Équateur : le Parlement débat d’une procédure de destitution visant le chef de l’État

En Équateur, les manifestations dans les rues contre le coût de la vie risque d'emporter le président du pays, Guillermo Lasso.
Photo : AP / Dolores Ochoa
À l'initiative de l'opposition, les députés équatoriens débattent samedi d'une procédure de destitution du président conservateur Guillermo Lasso, après presque deux semaines de violentes manifestations indigènes, contre la hausse du coût de la vie.
À la demande de députés soutenant l'ancien président socialiste Rafael Correa (2007-2017), le Parlement monocaméral se réunira en soirée. Après les débats, les députés auront 72 heures pour voter. Une majorité de 92 voix sur 137 est nécessaire pour que la procédure de destitution soit adoptée.
Même si l'opposition est divisée, elle est majoritaire dans le Parlement. Elle accuse le président Lasso d'être responsable de la grave crise politique
qui secoue le pays depuis le 13 juin, avec des manifestations et blocages de rue quotidiens.
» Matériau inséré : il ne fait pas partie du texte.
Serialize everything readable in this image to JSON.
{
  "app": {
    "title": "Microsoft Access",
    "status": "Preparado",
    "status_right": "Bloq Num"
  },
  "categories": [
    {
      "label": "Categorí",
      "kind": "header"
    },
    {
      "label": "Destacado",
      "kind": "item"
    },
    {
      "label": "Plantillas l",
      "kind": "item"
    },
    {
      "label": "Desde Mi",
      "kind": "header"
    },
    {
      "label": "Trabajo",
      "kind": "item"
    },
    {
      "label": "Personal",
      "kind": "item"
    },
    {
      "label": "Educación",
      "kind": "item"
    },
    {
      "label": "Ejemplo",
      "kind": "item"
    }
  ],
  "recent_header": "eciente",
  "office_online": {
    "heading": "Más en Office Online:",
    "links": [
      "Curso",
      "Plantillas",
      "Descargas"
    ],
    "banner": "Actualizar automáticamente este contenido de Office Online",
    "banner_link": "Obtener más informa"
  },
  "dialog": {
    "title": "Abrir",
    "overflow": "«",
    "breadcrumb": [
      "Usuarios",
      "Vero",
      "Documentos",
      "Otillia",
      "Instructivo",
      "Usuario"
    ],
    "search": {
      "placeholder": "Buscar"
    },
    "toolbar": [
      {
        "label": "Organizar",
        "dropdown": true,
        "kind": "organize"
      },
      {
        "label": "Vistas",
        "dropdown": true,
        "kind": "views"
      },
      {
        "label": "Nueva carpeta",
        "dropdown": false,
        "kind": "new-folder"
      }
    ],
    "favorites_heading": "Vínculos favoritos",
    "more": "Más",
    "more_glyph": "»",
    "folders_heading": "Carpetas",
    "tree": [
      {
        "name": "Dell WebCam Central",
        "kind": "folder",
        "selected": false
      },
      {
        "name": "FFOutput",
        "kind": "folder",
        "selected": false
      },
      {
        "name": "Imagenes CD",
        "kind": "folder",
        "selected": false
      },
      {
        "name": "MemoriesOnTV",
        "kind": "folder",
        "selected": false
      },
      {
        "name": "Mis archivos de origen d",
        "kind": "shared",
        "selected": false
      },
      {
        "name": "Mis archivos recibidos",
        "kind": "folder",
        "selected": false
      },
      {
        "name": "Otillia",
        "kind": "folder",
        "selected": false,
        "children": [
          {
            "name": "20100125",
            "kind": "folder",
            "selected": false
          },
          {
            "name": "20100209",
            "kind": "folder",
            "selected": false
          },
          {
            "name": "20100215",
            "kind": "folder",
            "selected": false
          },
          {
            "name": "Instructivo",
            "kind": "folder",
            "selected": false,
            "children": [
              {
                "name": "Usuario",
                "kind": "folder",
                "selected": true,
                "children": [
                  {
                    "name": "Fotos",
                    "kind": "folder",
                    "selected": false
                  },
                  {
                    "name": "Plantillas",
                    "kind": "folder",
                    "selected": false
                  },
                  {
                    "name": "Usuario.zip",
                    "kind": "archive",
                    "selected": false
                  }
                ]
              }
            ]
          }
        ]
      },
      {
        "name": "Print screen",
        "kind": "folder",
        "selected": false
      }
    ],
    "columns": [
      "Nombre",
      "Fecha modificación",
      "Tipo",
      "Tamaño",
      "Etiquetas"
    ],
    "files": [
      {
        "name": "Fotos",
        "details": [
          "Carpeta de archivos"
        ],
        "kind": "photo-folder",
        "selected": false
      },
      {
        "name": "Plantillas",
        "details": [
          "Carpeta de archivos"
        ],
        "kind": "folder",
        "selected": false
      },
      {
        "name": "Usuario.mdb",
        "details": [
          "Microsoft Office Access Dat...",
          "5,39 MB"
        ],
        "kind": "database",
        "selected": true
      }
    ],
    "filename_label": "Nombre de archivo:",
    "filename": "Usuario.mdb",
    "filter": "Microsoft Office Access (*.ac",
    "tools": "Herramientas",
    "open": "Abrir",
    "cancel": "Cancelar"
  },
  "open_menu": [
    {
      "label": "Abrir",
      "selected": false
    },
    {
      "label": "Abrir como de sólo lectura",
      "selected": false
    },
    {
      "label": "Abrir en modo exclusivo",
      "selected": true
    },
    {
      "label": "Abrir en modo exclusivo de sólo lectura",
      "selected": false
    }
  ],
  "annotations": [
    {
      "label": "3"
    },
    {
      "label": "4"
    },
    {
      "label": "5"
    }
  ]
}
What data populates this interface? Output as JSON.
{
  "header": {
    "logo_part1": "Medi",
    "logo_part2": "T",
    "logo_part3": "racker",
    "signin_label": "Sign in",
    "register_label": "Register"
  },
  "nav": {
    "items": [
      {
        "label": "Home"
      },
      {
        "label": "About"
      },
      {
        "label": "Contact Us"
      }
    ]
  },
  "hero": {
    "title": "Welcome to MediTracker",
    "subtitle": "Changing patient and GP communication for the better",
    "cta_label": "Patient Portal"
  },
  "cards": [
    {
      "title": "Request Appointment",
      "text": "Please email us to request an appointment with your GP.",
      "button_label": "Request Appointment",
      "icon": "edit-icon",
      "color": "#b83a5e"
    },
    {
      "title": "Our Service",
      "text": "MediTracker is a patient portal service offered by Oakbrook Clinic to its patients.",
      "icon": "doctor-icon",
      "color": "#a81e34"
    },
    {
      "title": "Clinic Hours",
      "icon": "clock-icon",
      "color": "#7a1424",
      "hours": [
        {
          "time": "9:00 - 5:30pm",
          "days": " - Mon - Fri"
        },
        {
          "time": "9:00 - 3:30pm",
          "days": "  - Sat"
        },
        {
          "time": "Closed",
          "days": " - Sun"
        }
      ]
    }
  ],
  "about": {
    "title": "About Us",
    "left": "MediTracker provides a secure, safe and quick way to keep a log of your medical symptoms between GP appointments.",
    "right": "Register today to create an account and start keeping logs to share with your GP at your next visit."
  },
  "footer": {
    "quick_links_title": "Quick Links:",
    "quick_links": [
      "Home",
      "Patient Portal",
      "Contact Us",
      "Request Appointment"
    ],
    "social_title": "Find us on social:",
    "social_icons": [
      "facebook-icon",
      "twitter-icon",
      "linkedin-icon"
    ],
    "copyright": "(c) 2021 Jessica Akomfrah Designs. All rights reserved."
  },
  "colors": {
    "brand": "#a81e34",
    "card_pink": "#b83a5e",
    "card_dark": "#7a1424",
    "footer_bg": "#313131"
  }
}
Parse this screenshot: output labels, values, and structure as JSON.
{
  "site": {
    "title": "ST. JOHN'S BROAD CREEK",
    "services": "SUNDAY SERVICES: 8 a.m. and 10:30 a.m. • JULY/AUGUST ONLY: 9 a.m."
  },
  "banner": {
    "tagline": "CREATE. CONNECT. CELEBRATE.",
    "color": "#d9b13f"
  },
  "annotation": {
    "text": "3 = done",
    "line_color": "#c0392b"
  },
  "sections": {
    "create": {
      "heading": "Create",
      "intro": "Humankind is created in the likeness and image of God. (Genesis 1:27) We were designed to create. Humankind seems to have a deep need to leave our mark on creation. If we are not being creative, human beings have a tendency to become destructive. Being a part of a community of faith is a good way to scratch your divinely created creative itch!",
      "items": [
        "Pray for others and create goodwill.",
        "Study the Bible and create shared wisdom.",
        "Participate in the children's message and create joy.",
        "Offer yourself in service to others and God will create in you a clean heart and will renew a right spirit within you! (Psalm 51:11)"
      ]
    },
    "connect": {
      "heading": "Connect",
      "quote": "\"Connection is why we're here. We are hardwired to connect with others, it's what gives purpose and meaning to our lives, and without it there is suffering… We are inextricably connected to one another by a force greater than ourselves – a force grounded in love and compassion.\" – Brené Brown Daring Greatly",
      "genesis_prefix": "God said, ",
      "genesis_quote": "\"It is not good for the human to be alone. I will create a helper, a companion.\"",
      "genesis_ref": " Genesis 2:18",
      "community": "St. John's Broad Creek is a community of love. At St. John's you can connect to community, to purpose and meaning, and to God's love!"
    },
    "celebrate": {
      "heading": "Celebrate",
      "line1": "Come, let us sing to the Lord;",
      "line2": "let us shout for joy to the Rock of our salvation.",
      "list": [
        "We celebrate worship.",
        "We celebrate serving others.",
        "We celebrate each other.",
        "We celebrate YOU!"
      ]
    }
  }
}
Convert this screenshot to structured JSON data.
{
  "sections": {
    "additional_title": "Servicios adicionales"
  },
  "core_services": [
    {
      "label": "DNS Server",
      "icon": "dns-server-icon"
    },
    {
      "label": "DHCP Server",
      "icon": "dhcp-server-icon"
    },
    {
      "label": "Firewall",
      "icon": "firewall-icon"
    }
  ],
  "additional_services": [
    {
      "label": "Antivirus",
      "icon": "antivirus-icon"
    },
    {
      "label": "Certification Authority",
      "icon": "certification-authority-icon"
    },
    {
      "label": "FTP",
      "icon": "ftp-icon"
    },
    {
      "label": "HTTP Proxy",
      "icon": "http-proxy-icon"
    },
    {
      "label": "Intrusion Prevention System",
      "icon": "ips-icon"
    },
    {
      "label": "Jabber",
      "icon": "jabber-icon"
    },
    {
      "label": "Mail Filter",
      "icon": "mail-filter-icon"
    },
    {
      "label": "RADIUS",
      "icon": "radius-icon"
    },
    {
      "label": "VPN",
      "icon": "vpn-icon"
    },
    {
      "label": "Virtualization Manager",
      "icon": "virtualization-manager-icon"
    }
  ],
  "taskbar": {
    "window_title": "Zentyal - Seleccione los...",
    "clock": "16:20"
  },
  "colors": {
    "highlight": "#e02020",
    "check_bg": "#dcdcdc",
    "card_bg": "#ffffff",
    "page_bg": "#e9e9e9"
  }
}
Au pouvoir depuis un an, le président Lasso pourra prendre la parole devant les députés, même s'il n'a pas été précisé sous quelle forme, parce qu'ayant été récemment diagnostiqué positif à la COVID-19.
Près de 14 000 manifestants indigènes, dont 10 000 dans la capitale [Quito,] sont mobilisés dans l'ensemble du pays pour protester contre la hausse du coût de la vie et exiger notamment une baisse des prix des carburants, d'après la police.
Les violences ont fait six morts et des dizaines de blessés. Quito est en grande partie paralysée et ses accès bloqués par de nombreux barrages routiers.
Le président parle de coup d'État
Le président a accusé vendredi le chef de la Confédération des nationalités indigènes (Conaie, puissant syndicat et fer de lance des manifestations), Leonidas Iza, de vouloir renverser son pouvoir.
« Le but de toutes ces violences est de perpétrer un coup d'État. »
Il s'en est pris aussi au responsable syndical en qualifiant de criminelles
ses actions. Iza ne contrôle plus la situation. Il n'a plus aucun contrôle sur les manifestations et la criminalité que ses actions irresponsables ont générées
, a accusé le président qui a reçu récemment le soutien de l'armée.
Les accusations du président n'ont pas tempéré l'ardeur des manifestants indigènes.
Samedi matin, des centaines de femmes indigènes ont organisé un rituel traditionnel dans le nord de Quito, avant de défiler avec des slogans hostiles au gouvernement.
Le panier alimentaire de base est très cher et nos produits agricoles [...] ne valent rien
, a expliqué Miguel Taday, 39 ans, producteur de pommes de terre à Chimborazo.
Nous continuerons à nous battre ici, jusqu'aux dernières conséquences
, a déclaré Wilmer Umajinga, 35 ans, qui manifeste dans la capitale depuis lundi.
À Quito, des habitants font part de leur lassitude face aux magasins fermés et aux pénuries de certains produits. Des contre-manifestations ont été organisées aux cris de Iza, dehors!
.
Les premières négociations
Avant l'ouverture des débats parlementaires, une première tentative de dialogue a eu lieu samedi à Quito entre manifestants indigènes et gouvernement équatorien, au treizième jour du mouvement de contestation contre la vie chère dans le pays.
Une réunion à laquelle ont participé Leonidas Iza, des dirigeants d'autres organisations indigènes et plusieurs ministres du gouvernement, sous les auspices du président du Parlement Virgilio Saquicela.
Nous avons demandé l'ouverture d'un dialogue
, a déclaré à la presse M. Saquicela, à l'issue de cette rencontre de médiation, la première depuis le début des manifestations.
« Ce dialogue a commencé, il n'y a pas eu d'engagement quelconque, mais simplement la décision de la Conaie […] de consulter sa base pour désigner une commission pour entamer ce dialogue. »
Nous espérons que dans les prochaines heures, une commission sera mise en place et qu'ils pourront s'asseoir à la table des négociations. […] C'est un pas en avant, un début
, a-t-il estimé.
Le gouvernement s'est montré ouvert
au dialogue, pour lequel l'Église catholique, l'ONU et les universités ont proposé leur médiation, toujours selon M. Saquicela.